Le projet d’esquisser une telle chronologie à chaud peut sembler compliqué. Autour de la maladie Covid-19, les informations sont foisonnantes, de qualité inégale, partagées largement, et évoluent à une vitesse phénoménale. Sur le plan scientifique, on a souligné l’importance inédite prise par les preprints, les articles soumis à publication mais non encore revus ni acceptés, qui permettent un partage beaucoup plus rapide des données et des résultats, avec néanmoins le risque de prêter crédit à certaines publications bancales qui ne passeront pas le peer-review (« ‘A completely new culture of doing research.’ Coronavirus outbreak changes how scientists communicate », Kai Kupferschmidt, Science, 26 février 2020).
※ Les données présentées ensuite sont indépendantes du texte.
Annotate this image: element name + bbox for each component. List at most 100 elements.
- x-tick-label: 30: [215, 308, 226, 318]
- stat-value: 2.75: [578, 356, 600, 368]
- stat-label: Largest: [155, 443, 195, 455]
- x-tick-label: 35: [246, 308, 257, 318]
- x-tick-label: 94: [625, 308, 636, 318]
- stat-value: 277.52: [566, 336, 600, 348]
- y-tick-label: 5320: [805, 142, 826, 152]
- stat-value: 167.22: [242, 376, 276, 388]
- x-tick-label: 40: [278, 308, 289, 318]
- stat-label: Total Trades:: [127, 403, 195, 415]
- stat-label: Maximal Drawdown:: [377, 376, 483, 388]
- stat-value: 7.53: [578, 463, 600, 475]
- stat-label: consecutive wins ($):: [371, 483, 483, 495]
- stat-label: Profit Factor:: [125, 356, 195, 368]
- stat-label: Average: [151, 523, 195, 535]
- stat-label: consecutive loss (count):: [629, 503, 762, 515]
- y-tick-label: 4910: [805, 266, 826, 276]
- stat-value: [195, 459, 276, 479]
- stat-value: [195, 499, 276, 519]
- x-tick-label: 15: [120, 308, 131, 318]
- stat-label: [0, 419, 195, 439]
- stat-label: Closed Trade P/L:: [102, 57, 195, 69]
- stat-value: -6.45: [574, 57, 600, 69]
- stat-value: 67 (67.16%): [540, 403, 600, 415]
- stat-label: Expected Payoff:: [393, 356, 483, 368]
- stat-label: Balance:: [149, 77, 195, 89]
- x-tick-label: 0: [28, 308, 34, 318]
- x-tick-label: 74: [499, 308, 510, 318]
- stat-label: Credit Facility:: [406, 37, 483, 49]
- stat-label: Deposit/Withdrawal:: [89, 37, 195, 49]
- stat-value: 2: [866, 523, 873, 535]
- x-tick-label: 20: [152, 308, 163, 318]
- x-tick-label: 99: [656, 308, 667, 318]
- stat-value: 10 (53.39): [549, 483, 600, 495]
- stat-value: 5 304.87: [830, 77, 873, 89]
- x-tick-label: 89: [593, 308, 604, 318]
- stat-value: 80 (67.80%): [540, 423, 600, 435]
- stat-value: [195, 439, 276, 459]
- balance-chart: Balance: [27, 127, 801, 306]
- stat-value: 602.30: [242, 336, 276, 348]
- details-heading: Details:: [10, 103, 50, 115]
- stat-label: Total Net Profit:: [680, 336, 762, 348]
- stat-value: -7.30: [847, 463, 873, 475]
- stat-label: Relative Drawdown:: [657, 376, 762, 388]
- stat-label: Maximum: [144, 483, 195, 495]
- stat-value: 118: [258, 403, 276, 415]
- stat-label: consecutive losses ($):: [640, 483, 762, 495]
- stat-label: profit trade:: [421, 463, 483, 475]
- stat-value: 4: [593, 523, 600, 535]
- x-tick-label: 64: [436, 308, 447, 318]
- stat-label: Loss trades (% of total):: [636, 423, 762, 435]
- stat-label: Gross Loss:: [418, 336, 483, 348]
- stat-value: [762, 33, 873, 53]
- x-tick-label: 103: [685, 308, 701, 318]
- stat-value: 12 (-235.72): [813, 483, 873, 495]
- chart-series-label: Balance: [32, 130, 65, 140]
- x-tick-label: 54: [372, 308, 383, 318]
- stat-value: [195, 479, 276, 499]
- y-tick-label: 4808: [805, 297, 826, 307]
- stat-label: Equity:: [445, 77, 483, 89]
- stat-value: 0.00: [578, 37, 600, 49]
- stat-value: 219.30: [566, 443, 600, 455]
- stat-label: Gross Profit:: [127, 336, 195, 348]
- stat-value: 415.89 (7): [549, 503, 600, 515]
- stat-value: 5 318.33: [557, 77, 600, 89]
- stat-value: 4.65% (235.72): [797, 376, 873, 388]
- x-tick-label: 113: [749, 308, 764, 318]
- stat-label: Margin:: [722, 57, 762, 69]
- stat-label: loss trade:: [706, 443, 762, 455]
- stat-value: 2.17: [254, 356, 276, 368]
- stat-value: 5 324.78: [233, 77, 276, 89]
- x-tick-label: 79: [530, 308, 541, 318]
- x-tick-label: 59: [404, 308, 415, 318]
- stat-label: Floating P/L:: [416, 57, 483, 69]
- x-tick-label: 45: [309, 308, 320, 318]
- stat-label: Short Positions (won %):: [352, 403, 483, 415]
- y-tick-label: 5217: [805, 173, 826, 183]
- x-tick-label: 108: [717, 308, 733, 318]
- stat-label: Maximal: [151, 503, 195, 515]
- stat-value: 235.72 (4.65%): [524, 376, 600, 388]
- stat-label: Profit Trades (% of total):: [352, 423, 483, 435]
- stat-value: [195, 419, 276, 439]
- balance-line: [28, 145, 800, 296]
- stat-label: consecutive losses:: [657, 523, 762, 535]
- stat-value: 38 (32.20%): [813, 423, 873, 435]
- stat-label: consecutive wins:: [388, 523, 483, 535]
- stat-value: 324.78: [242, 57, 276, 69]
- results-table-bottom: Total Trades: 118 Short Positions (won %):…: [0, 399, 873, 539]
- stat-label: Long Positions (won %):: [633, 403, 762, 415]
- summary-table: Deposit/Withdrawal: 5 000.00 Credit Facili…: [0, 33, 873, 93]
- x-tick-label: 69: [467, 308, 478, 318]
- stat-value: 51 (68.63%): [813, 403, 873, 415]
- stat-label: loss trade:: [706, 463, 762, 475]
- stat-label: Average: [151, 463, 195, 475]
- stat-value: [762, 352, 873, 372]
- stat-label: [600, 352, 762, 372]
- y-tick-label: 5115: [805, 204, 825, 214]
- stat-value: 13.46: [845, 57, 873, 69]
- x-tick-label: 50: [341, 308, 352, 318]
La controverse autour de l’administration d’hydroxychloroquine aux malades du Covid-19 a également illustré le conflit qu’il peut y avoir entre la logique de la rigueur scientifique (un résultat n’est pas vrai tant qu’il n’a pas été démontré dans les règles) et celle de l’urgence thérapeutique (dans une situation de vie ou de mort, on fait feu de tout bois tant qu’on ne nuit pas aux malades, et a fortiori s’il y a des signaux encourageants).

Pour ne pas avoir à trancher sur ces débats, j’ai choisi un indicateur assez simple de l’état d’une pensée mainstream sur ce que l’on savait, ou croyait savoir, sur ce que l’on reconnaissait comme incertain, et enfin sur ce que l’on pouvait prévoir à chaque instant : les articles de synthèse dédiés au nouveau coronavirus parus dans un journal de réputation internationale, Science. Je crois ne pas trop m’avancer en suggérant qu’au ministère de la Santé, on lit Science.

Le premier article de Science sur le sujet date du 3 janvier. Depuis, il en est paru une soixantaine (à la date du 21 mars). Ces articles, écrits par des journalistes scientifiques spécialisés (notamment Jon Cohen, Kai Kupferschmidt), ont tous une structure similaire : ils font le point sur le débat scientifique en cours sur certaines grandes questions (type de virus, transmission, durée d’incubation, symptômes, mortalité…), en se fondant sur les études publiées ou soumises à publication, et en se faisant également l’écho des décisions et recommandations des grands organes de gouvernance sanitaire – au premier chef, l’Organisation mondiale de la santé. Ce sont des articles accessibles à quiconque a une culture scientifique et médicale de base. A fortiori, à ceux qui gouvernent les risques sanitaires dans notre pays. Dans ces articles, les journalistes mettent en lumière aussi bien les consensus qui se dégagent que les incertitudes qui subsistent, ainsi que les différents scénarios d’évolution qui sont envisagés.

Toutes les dates qui suivent sont celles des articles de Science.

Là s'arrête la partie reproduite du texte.